Some of the issues we’ve seen include:
- G-Research’s scale (client machines and concurrent users) stretched the tested limits of earlier versions
- Even client distribution across C-Nodes relating to DNS TTL and “sticky clients”
- Single file open handle concurrency limits for NFSv4
- Data Reads IOs competing with metadata IOs from concurrent users
- Hot spotting of devices due to intense reads of freshly written data
Implementing a kerberized NFSv4 mount within the K8s Flex volume driver was also far more challenging than had originally been expected.
VAST quickly developed to match the spec of G-Research’s prior SMB implementation, but then committed to the long haul of debugging early IO and permissions issues in a multi-user, containerised environment, as well as maintaining this driver across future kernel upgrades.
Outcomes
Through our close collaboration with VAST – a truly valuable partnership – we have found that silver bullet; a platform that supports our efforts now, which will help to accelerate our roadmap for the future too.
Our key outcomes to date:
- We selected VAST Universal Storage as it provided the high throughput performance for multiple protocols, along with capacity and concurrency scalability with ease of operational management.
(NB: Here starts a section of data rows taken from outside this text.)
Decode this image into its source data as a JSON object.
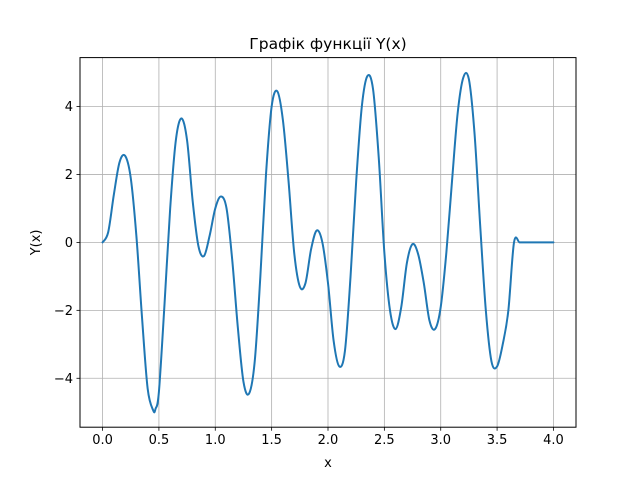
{
  "chart_data": {
    "type": "line",
    "title": "Графік функції Y(x)",
    "xlabel": "x",
    "ylabel": "Y(x)",
    "xlim": [
      -0.2,
      4.2
    ],
    "ylim": [
      -5.44,
      5.44
    ],
    "xticks": [
      0.0,
      0.5,
      1.0,
      1.5,
      2.0,
      2.5,
      3.0,
      3.5,
      4.0
    ],
    "xtick_labels": [
      "0.0",
      "0.5",
      "1.0",
      "1.5",
      "2.0",
      "2.5",
      "3.0",
      "3.5",
      "4.0"
    ],
    "yticks": [
      -4,
      -2,
      0,
      2,
      4
    ],
    "ytick_labels": [
      "−4",
      "−2",
      "0",
      "2",
      "4"
    ],
    "grid": true,
    "series": [
      {
        "color": "#1f77b4",
        "x": [
          0.0,
          0.05,
          0.1,
          0.15,
          0.2,
          0.25,
          0.3,
          0.35,
          0.4,
          0.45,
          0.47,
          0.5,
          0.55,
          0.6,
          0.65,
          0.7,
          0.75,
          0.8,
          0.85,
          0.9,
          0.95,
          1.0,
          1.05,
          1.1,
          1.15,
          1.2,
          1.25,
          1.3,
          1.35,
          1.4,
          1.45,
          1.5,
          1.55,
          1.6,
          1.65,
          1.7,
          1.75,
          1.8,
          1.85,
          1.9,
          1.95,
          2.0,
          2.05,
          2.1,
          2.15,
          2.2,
          2.25,
          2.3,
          2.35,
          2.4,
          2.45,
          2.5,
          2.55,
          2.6,
          2.65,
          2.7,
          2.75,
          2.8,
          2.85,
          2.9,
          2.95,
          3.0,
          3.05,
          3.1,
          3.15,
          3.2,
          3.25,
          3.3,
          3.35,
          3.4,
          3.45,
          3.5,
          3.55,
          3.6,
          3.65,
          3.7,
          3.75,
          3.8,
          3.85,
          3.9,
          3.95,
          4.0
        ],
        "y": [
          0.0,
          0.3,
          1.4,
          2.35,
          2.55,
          1.9,
          0.2,
          -2.2,
          -4.3,
          -4.95,
          -4.9,
          -4.4,
          -1.8,
          1.0,
          3.0,
          3.65,
          3.0,
          1.2,
          -0.1,
          -0.4,
          0.2,
          1.0,
          1.35,
          1.0,
          -0.5,
          -2.5,
          -4.1,
          -4.45,
          -3.5,
          -1.0,
          2.0,
          4.0,
          4.45,
          3.6,
          1.8,
          -0.3,
          -1.3,
          -1.2,
          -0.2,
          0.35,
          0.0,
          -1.2,
          -2.9,
          -3.65,
          -3.2,
          -1.0,
          1.8,
          4.0,
          4.9,
          4.5,
          2.5,
          -0.3,
          -2.0,
          -2.55,
          -1.9,
          -0.6,
          -0.05,
          -0.35,
          -1.2,
          -2.3,
          -2.55,
          -1.9,
          -0.3,
          1.8,
          3.8,
          4.85,
          4.8,
          3.2,
          0.5,
          -2.0,
          -3.5,
          -3.65,
          -3.0,
          -2.0,
          0.0,
          0.0,
          0.0,
          0.0,
          0.0,
          0.0,
          0.0,
          0.0
        ]
      }
    ]
  }
}
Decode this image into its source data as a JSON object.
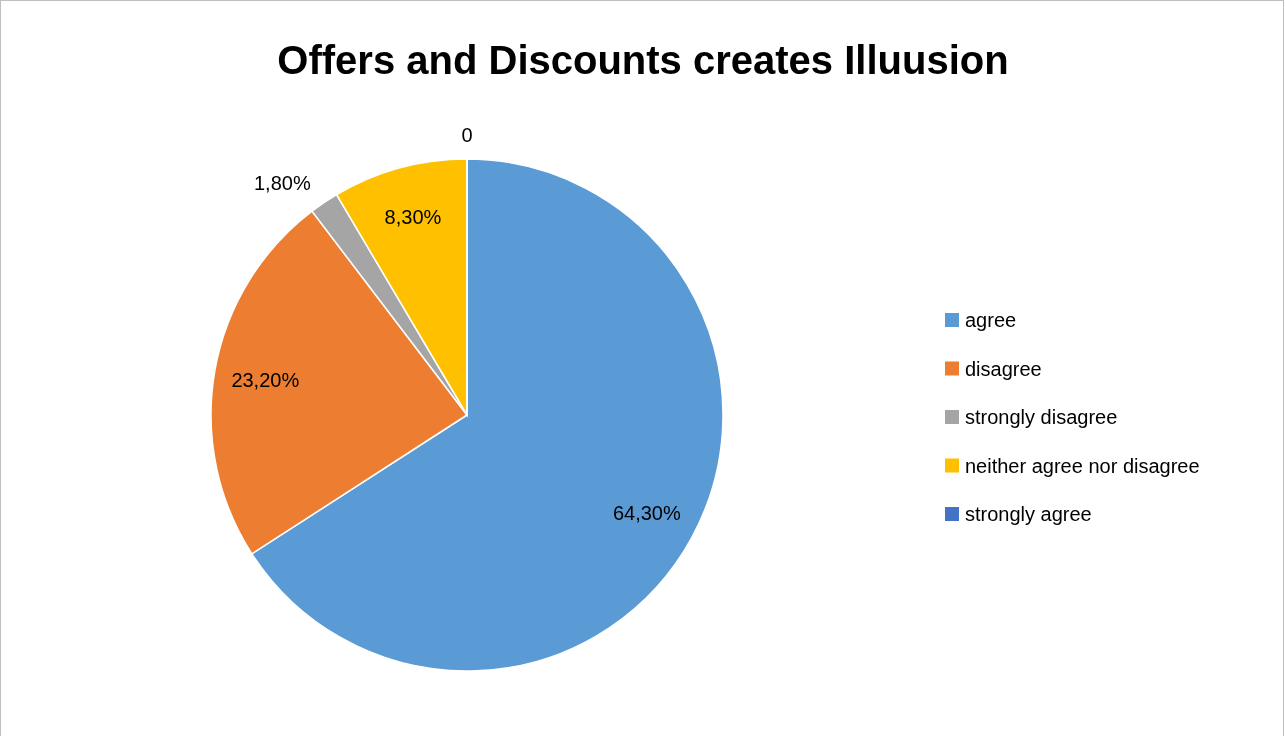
{
  "chart_data": {
    "type": "pie",
    "title": "Offers and Discounts creates Illuusion",
    "categories": [
      "agree",
      "disagree",
      "strongly disagree",
      "neither agree nor disagree",
      "strongly agree"
    ],
    "values": [
      64.3,
      23.2,
      1.8,
      8.3,
      0
    ],
    "value_labels": [
      "64,30%",
      "23,20%",
      "1,80%",
      "8,30%",
      "0"
    ],
    "colors": [
      "#5b9bd5",
      "#ed7d31",
      "#a5a5a5",
      "#ffc000",
      "#4472c4"
    ],
    "legend": "right"
  }
}
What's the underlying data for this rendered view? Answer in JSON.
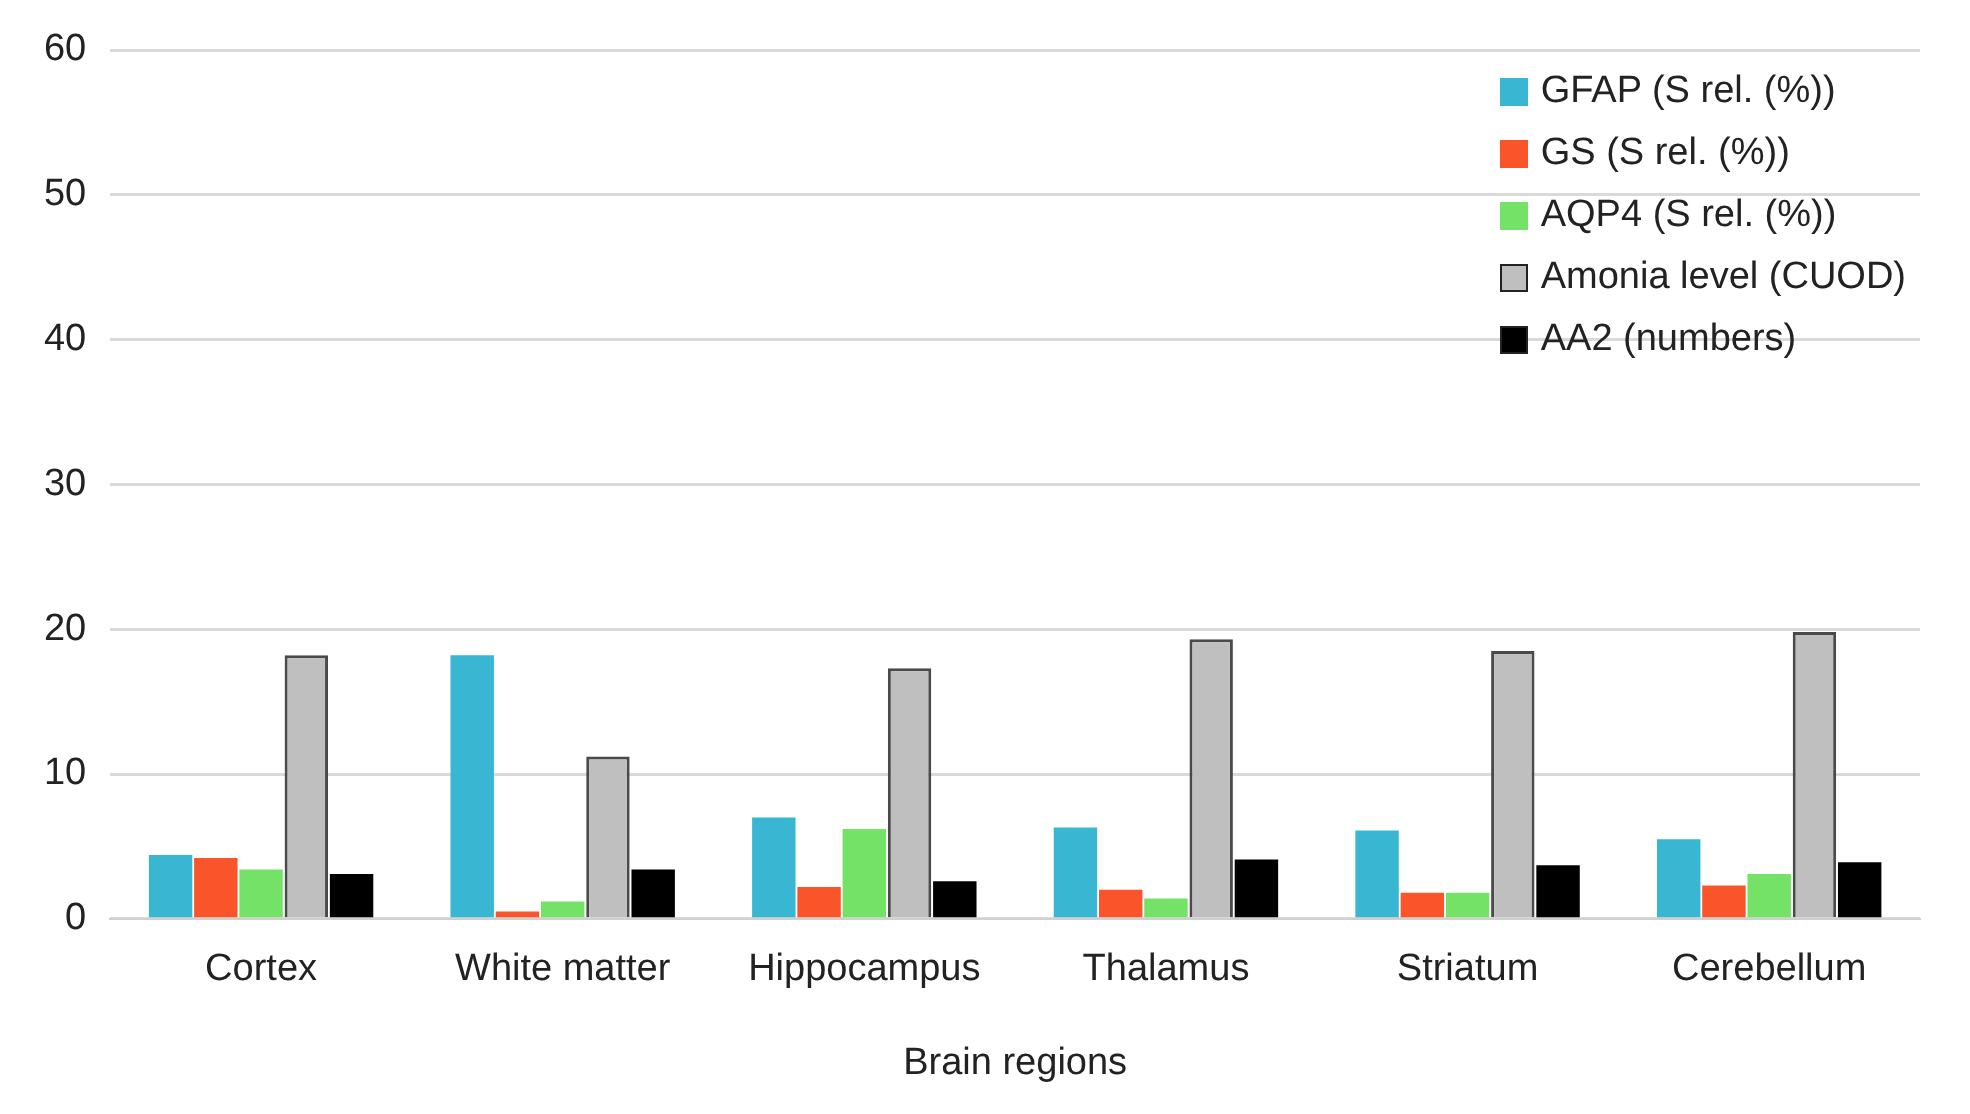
{
  "chart_data": {
    "type": "bar",
    "xlabel": "Brain regions",
    "categories": [
      "Cortex",
      "White matter",
      "Hippocampus",
      "Thalamus",
      "Striatum",
      "Cerebellum"
    ],
    "series": [
      {
        "name": "GFAP (S rel. (%))",
        "color": "#38b6d2",
        "values": [
          4.4,
          18.2,
          7.0,
          6.3,
          6.1,
          5.5
        ]
      },
      {
        "name": "GS (S rel. (%))",
        "color": "#f9542a",
        "values": [
          4.2,
          0.5,
          2.2,
          2.0,
          1.8,
          2.3
        ]
      },
      {
        "name": "AQP4 (S rel. (%))",
        "color": "#74e266",
        "values": [
          3.4,
          1.2,
          6.2,
          1.4,
          1.8,
          3.1
        ]
      },
      {
        "name": "Amonia level (CUOD)",
        "color": "#bfbfbf",
        "values": [
          18.2,
          11.2,
          17.3,
          19.3,
          18.5,
          19.8
        ]
      },
      {
        "name": "AA2 (numbers)",
        "color": "#000000",
        "values": [
          3.1,
          3.4,
          2.6,
          4.1,
          3.7,
          3.9
        ]
      }
    ],
    "ylim": [
      0,
      60
    ],
    "yticks": [
      0,
      10,
      20,
      30,
      40,
      50,
      60
    ],
    "grid": "y",
    "legend": "top right"
  }
}
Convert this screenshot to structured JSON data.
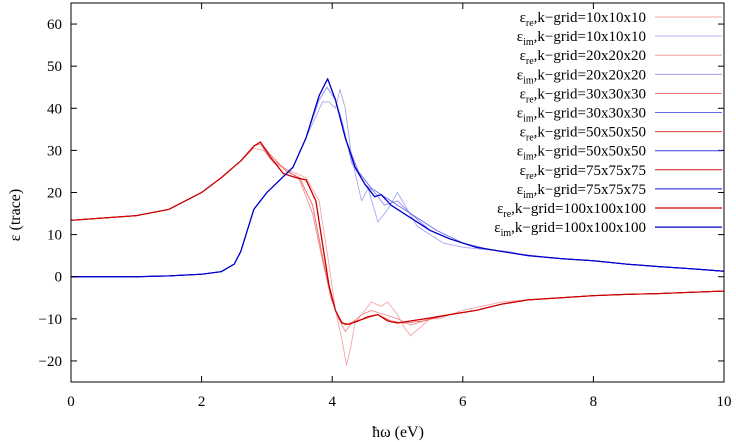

- G-Research has large-scale machine learning jobs running continuously from users across many teams. VAST support a truly non-disruptive upgrade: meaning we can capitalise on their development agility and proactively upgrade, whilst avoiding disruption.
- VAST recognise that G-Research can stretch its systems to its limits, will invest the time to isolate issues, re-test improvements and feedback in detail to support and direct their development effort.
- G-Research trusts that VAST have architected a scalable and operable system, and have the engineers needed to advance it based on our observed usage and feedback.
Lessons Learnt
1. Pace yourself
It was important to select a strategic storage platform that could enable our architecture transformation ambitions at enterprise scale and support us into the future. This was a long-term play. We carefully evaluated many solutions, exploring features, performance, and operational ease of use.
2. Think partnership rather than vendor
We worked closely with vendors to understand not just how their product worked but also their vision for where they wanted to take it. We had our own technical requirements and constraints that complicated product selection. Once we down-selected from the long list of technologies based on capability to meet our needs and future vision, we started building closer relationships. This is where we put a lot of effort into providing constructive feedback on what product features would make their products more adoptable to us.
Summing up
Sustainable businesses are built on sustainable technology strategies and these inevitably require strategic partnerships that go beyond mere vendor relations.
We are proud to have developed some strong relationships in industry and even for technologies we have not adopted yet, the work to find the right ones for our other use cases continues. Finding ways to create strategic alignment is rarely easy. Every business is different and has different strengths and peculiarities. The trick is to embrace the fact of both and build relationships that work together to enable customer use of technologies, products, or services, to help inform development of those by vendors.